What is Ellogon?

Article Index

Ellogon is a multi-lingual, cross-platform, general-purpose language engineering environment, developed in order to aid both researchers who are doing research in computational linguistics, as well as companies who produce and deliver language engineering systems. Ellogon as a language engineering platform offers an extensive set of facilities, including tools for processing and visualising textual/HTML/XML data and associated linguistic information, support for lexical resources (like creating and embedding lexicons), tools for creating annotated corpora, accessing databases, comparing annotated data, or transforming linguistic information into vectors for use with various machine learning algorithms.

During the last decade, a large number of software infrastructures aiming at facilitating R&D in the field of natural language processing have been presented. Some of these infrastructures, such as LT-NSL/LT-XML tools or GATE, have become extremely popular as they have been applied to a wide range of tasks by many institutions around the world.

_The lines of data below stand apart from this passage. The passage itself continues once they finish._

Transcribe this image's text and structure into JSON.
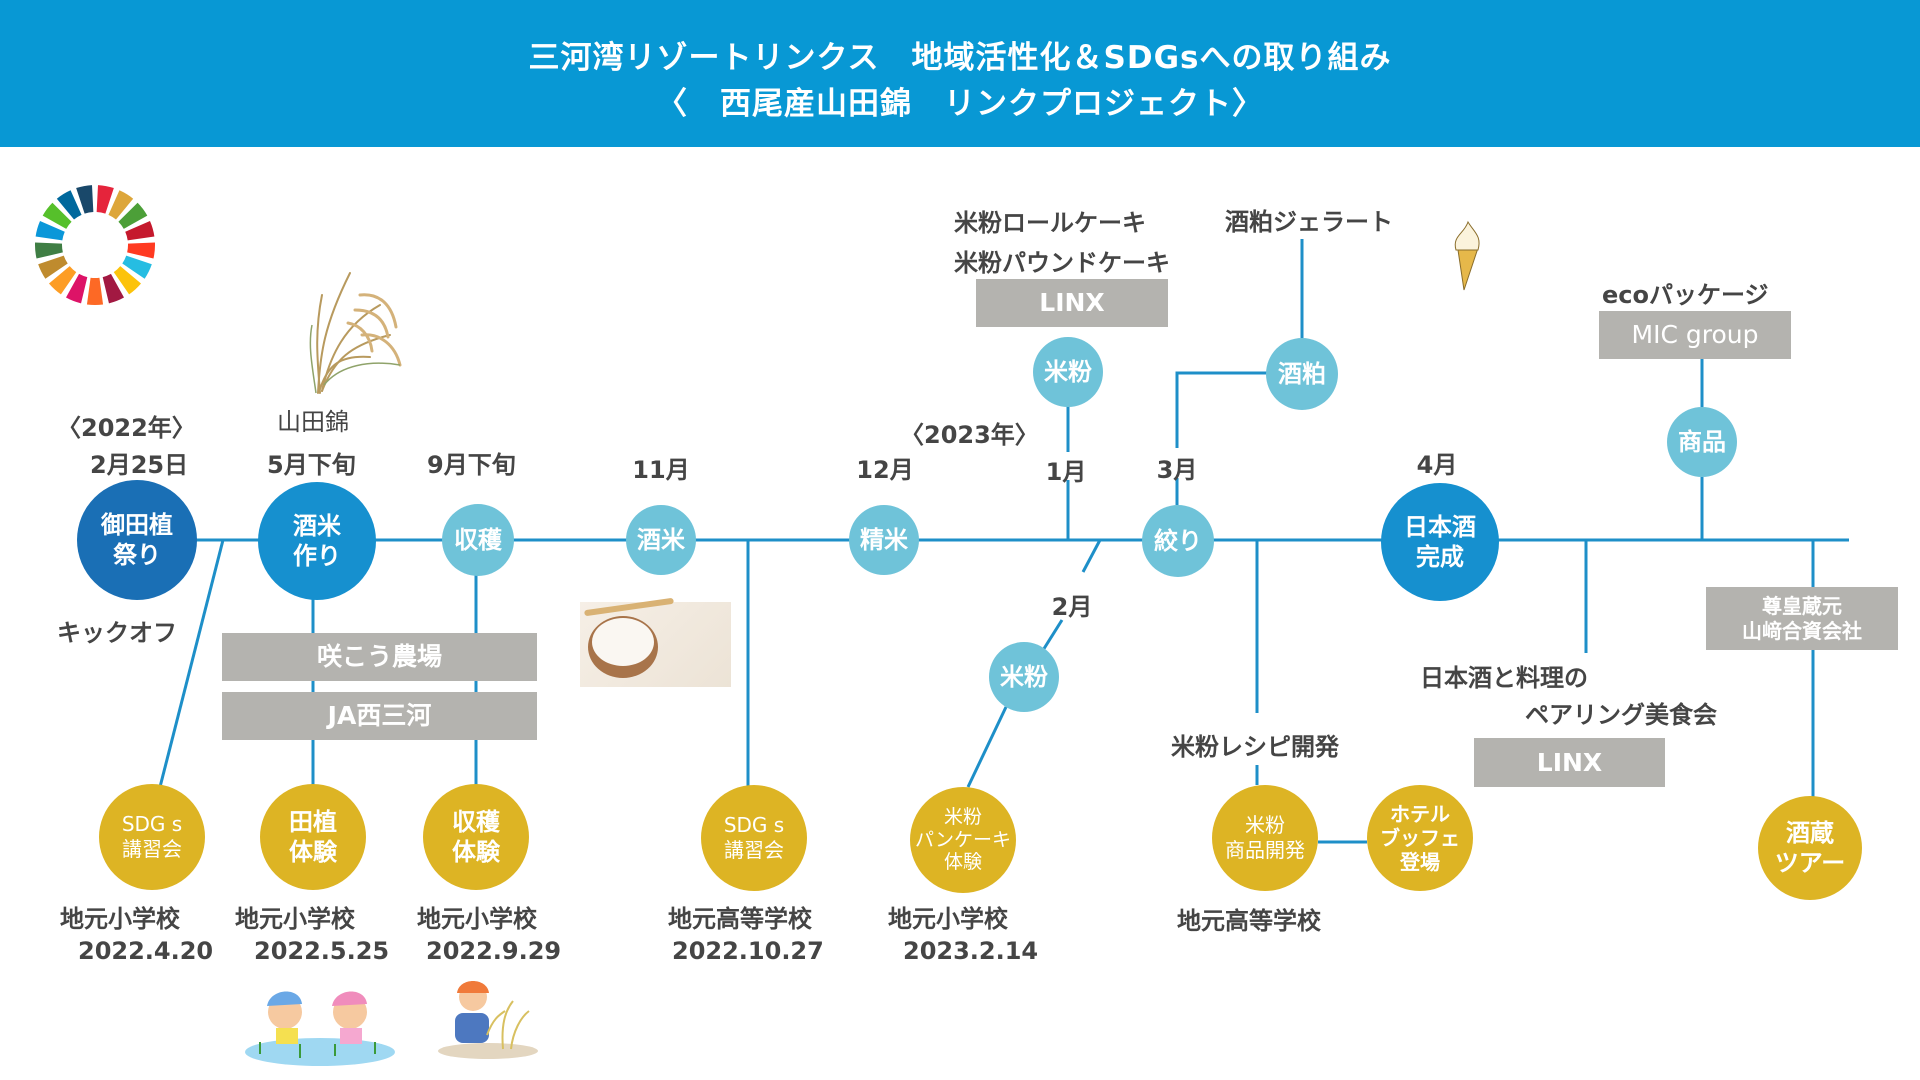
{
  "header": {
    "title_line1": "三河湾リゾートリンクス　地域活性化＆SDGsへの取り組み",
    "title_line2": "〈　西尾産山田錦　リンクプロジェクト〉"
  },
  "colors": {
    "header_bg": "#0898d4",
    "line": "#1e8fc8",
    "node_dark": "#1a6fb5",
    "node_mid": "#1690cf",
    "node_light": "#6fc3d9",
    "node_gold": "#ddb424",
    "org_box": "#b4b3af"
  },
  "logo": {
    "icon": "sdgs-wheel-icon"
  },
  "years": {
    "y2022": "〈2022年〉",
    "y2023": "〈2023年〉"
  },
  "variety_label": "山田錦",
  "timeline": {
    "dates": {
      "feb25": "2月25日",
      "may_late": "5月下旬",
      "sep_late": "9月下旬",
      "nov": "11月",
      "dec": "12月",
      "jan": "1月",
      "feb": "2月",
      "mar": "3月",
      "apr": "4月"
    },
    "main_nodes": {
      "otaue": [
        "御田植",
        "祭り"
      ],
      "sakamai_make": [
        "酒米",
        "作り"
      ],
      "harvest": "収穫",
      "sakamai": "酒米",
      "seimai": "精米",
      "shibori": "絞り",
      "sake_done": [
        "日本酒",
        "完成"
      ]
    },
    "kickoff": "キックオフ"
  },
  "partners": {
    "farm": "咲こう農場",
    "ja": "JA西三河",
    "linx_top": "LINX",
    "mic": "MIC group",
    "linx_bottom": "LINX",
    "brewery": [
      "尊皇蔵元",
      "山﨑合資会社"
    ]
  },
  "branches": {
    "komeko_top": "米粉",
    "komeko_products": [
      "米粉ロールケーキ",
      "米粉パウンドケーキ"
    ],
    "sakekasu": "酒粕",
    "sakekasu_product": "酒粕ジェラート",
    "shohin": "商品",
    "eco_package": "ecoパッケージ",
    "komeko_bottom": "米粉",
    "recipe_dev": "米粉レシピ開発",
    "pairing": [
      "日本酒と料理の",
      "ペアリング美食会"
    ]
  },
  "school_events": [
    {
      "circle": [
        "SDG s",
        "講習会"
      ],
      "school": "地元小学校",
      "date": "2022.4.20"
    },
    {
      "circle": [
        "田植",
        "体験"
      ],
      "school": "地元小学校",
      "date": "2022.5.25"
    },
    {
      "circle": [
        "収穫",
        "体験"
      ],
      "school": "地元小学校",
      "date": "2022.9.29"
    },
    {
      "circle": [
        "SDG s",
        "講習会"
      ],
      "school": "地元高等学校",
      "date": "2022.10.27"
    },
    {
      "circle": [
        "米粉",
        "パンケーキ",
        "体験"
      ],
      "school": "地元小学校",
      "date": "2023.2.14"
    },
    {
      "circle": [
        "米粉",
        "商品開発"
      ],
      "school": "地元高等学校"
    },
    {
      "circle": [
        "ホテル",
        "ブッフェ",
        "登場"
      ]
    },
    {
      "circle": [
        "酒蔵",
        "ツアー"
      ]
    }
  ]
}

Ellogon belongs to the category of referential or annotation based platforms, where the linguistic information is stored separately from the textual data, having references back to the original text. Based on the TIPSTER data model, Ellogon provides infrastructure for:

  • Managing, storing and exchanging textual data as well as the associated linguistic information.
  • Creating, embedding and managing linguistic processing components.
  • Facilitating communication among different linguistic components by defining a suitable programming interface (API).
  • Visualising textual data and associated linguistic information.